В те вечера, когда мама не нуждалась в моем обществе в ванной, мне повелевали сидеть у себя в комнате, не выходить и рано ложиться спать. Но обычно бывало так, что я восседала на краешке ванны, слушала и смотрела, как она готовилась ко сну. В тот день я занималась дома и не была на студии, и мама рассказывала мне о том, что я пропустила в первый день съемок сцены банкета. Она сплюнула в розовую мраморную раковину.
– Тебе стоило бы посмотреть сегодня – это было ужасно. Во-первых, Джо сделал стол – он занимает целый проход перед грим-уборными. Уже это невозможно. Потом всем нужно сидеть на этих огромных стульях под нависающими над тобой мертвецами! Ты не представляешь, как они затеняют лицо. Мертвецы держат свечи, мертвецы на столе, у стульев, у стен – везде и всюду, между горячим воском и софитами, жара!
Она взглянула в зеркало, обработала замеченный на носу прыщик.
– Этот ужасный человек Джеффи все время жалуется, что в парике он похож на «сумасшедшего». Он и должен быть безумцем. Так чего же он хочет? Выглядеть, как Берримор? Наверно! Ты знаешь, он ненавидит Джо. Он ведет себя на площадке неслыханно. Все время говорит, что он из «театра»! Пусть едет в свой Нью-Йорк и сидит там. Актеришка!
Она села на унитаз, достала мозольную подушечку и помассажировала покрасневший мизинец на ноге.
– Такие прекрасные туфли мы сделали. И все зря! Под столом их никто никогда не увидит. Даже когда я встаю, все равно можно ли что-нибудь увидеть под этим ужасным костюмом? Ничего не видно, кроме жемчуга. Трэвис совсем спятил с этим жемчугом! Не знаю, почему я это позволила. Я похожа на Мэй Уэст в тиаре а la королевская! Радость моя, подай мне еще одну мозольную штучку. В парижских туфлях я такого никогда не испытываю. Почему в Америке никак не научатся делать обувь?
Она выключила свет. Мы вышли из ванной, и она забралась в постель, но вместо того, чтобы лечь, подложила подушки под спину и села. Что означало желание говорить. Мне не разрешалось сидеть на маминой кровати, когда она там находилась, поэтому я принесла стул и села слушать.
– Реквизитор – как его?.. Неважно. Тоже сошел с ума – наверно, друг Трэвиса – с этой муляжной едой. Ты бы видела! Хватило бы на двести человек, а сколько нас за этим нескончаемым столом – пятьдесят? Ты не можешь себе представить! Лоснящиеся от краски свиные головы! Поросята целиком, а из фазаньих задов торчат целые кусты оранжево-коричневых перьев! Бесконечные блюда с раскрашенной едой! Бесконечная сцена! Все тянется и тянется… Радость моя, подай мне пилку для ногтей.

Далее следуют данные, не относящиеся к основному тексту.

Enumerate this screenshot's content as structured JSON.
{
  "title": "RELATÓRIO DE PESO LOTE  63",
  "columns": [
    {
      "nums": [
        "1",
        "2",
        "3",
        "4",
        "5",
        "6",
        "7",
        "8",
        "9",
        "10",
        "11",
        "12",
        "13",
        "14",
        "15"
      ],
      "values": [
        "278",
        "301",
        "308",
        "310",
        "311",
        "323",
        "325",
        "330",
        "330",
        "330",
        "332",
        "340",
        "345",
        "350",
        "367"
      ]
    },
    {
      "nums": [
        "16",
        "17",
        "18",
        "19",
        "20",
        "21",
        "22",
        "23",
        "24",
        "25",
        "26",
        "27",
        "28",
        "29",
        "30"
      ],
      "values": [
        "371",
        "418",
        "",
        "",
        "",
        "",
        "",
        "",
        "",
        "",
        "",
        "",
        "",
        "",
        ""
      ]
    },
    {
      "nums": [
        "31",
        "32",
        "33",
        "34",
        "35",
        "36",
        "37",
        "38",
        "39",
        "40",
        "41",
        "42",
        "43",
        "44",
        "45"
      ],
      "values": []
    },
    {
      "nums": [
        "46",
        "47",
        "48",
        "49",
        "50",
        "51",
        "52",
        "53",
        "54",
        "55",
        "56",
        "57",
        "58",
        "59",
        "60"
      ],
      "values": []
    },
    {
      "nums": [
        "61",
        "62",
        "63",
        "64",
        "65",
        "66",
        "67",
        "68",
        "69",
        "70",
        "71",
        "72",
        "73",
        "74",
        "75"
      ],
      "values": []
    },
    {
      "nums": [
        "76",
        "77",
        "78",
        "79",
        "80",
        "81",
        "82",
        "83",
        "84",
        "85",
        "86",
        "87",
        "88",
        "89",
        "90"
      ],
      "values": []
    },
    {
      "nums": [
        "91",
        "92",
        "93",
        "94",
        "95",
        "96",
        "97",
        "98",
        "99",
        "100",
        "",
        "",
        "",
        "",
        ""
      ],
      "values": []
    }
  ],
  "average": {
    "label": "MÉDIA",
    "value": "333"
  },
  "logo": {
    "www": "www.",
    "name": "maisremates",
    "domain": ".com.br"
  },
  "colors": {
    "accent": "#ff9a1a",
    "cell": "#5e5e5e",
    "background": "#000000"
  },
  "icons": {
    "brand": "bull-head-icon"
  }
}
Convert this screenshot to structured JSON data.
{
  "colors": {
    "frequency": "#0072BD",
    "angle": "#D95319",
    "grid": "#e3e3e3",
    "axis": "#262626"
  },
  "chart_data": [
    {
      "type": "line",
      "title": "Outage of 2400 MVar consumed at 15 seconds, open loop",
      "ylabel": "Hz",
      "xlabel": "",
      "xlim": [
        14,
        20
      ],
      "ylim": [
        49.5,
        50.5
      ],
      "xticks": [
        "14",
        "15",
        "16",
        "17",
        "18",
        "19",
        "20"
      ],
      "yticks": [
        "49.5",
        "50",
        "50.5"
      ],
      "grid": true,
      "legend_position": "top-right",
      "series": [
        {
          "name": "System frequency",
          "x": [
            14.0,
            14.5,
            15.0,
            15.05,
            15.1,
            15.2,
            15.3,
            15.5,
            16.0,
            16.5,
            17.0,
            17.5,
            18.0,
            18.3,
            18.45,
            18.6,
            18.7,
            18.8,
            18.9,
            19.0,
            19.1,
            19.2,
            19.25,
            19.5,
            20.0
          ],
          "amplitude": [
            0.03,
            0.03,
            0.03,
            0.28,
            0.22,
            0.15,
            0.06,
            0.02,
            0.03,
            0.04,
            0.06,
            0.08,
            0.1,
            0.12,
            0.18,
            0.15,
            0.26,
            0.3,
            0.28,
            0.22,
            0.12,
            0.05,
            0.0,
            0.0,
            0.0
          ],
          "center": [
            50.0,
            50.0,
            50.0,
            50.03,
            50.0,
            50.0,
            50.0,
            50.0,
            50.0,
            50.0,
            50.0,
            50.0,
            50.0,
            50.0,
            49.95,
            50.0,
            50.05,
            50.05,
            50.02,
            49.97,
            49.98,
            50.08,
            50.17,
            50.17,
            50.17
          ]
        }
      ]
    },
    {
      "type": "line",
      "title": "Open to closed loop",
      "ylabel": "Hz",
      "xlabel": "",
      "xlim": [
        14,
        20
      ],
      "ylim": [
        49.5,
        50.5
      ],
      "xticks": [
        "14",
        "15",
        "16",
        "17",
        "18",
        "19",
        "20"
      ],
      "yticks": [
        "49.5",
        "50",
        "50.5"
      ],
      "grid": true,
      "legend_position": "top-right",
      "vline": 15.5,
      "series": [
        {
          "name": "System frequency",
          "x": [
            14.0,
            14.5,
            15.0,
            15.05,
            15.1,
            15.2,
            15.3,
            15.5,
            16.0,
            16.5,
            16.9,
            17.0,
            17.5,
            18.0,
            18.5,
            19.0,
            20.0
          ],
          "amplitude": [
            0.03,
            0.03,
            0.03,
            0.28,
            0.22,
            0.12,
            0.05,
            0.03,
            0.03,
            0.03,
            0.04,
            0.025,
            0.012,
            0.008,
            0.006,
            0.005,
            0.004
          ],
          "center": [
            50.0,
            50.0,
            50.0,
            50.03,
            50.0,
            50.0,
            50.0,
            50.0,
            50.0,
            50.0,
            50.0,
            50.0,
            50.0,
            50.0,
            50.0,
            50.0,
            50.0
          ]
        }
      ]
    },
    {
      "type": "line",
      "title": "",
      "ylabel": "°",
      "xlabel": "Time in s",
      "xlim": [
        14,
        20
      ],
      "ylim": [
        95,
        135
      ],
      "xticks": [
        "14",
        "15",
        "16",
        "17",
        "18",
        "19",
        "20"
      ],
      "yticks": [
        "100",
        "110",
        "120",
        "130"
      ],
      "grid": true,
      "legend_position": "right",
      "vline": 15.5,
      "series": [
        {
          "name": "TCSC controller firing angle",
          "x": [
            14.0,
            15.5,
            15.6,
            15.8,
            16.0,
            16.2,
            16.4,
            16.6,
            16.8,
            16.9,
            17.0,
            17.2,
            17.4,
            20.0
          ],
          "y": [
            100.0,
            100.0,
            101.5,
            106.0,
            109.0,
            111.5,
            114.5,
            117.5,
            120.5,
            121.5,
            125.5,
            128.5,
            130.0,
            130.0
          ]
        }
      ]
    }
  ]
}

Я сходила в ванную и принесла ее любимую пилку – ту, которой она пользовалась в «Марокко».
– Почему это у меня ногти не растут? Как у Кроуфорд. У нее просто когти ястребиные! – Она засмеялась.
– Этому красавчику, сыну Фэрбенкса, наверно, так нравится. Говорю тебе, сцена банкета будет очень занудной, как бы там Джо ни резал ее при монтаже. Он на меня сегодня разозлился. Он освободил площадку и сказал: «Мисс Дитрих сейчас будет плакать?» Но я не заплакала – ты же знаешь, что со мной бывает, когда он кричит, – у меня просто сжимается под ложечкой. Он иногда ведет себя, как какой-нибудь простолюдин, несмотря на всю свою гениальность. Все терпеть его не могут и хотят уйти из фильма, поэтому мне приходится держаться так, будто это никак невозможно. А расползающаяся от жары склеенная картонная еда, а этот браслет! Ты еще не видела браслет! Трэвис думал скрыть под ним полноту моей руки и сделал его от запястья до локтя! Из жемчуга! Уму непостижимо! И он есть в первом кадре, так что ничего не поделаешь, снимать нельзя! Повторяю, эта сцена чудовищна! Детка, поставь будильник на четыре тридцать. Я хочу успеть поймать Джо утром прежде, чем он пойдет на площадку.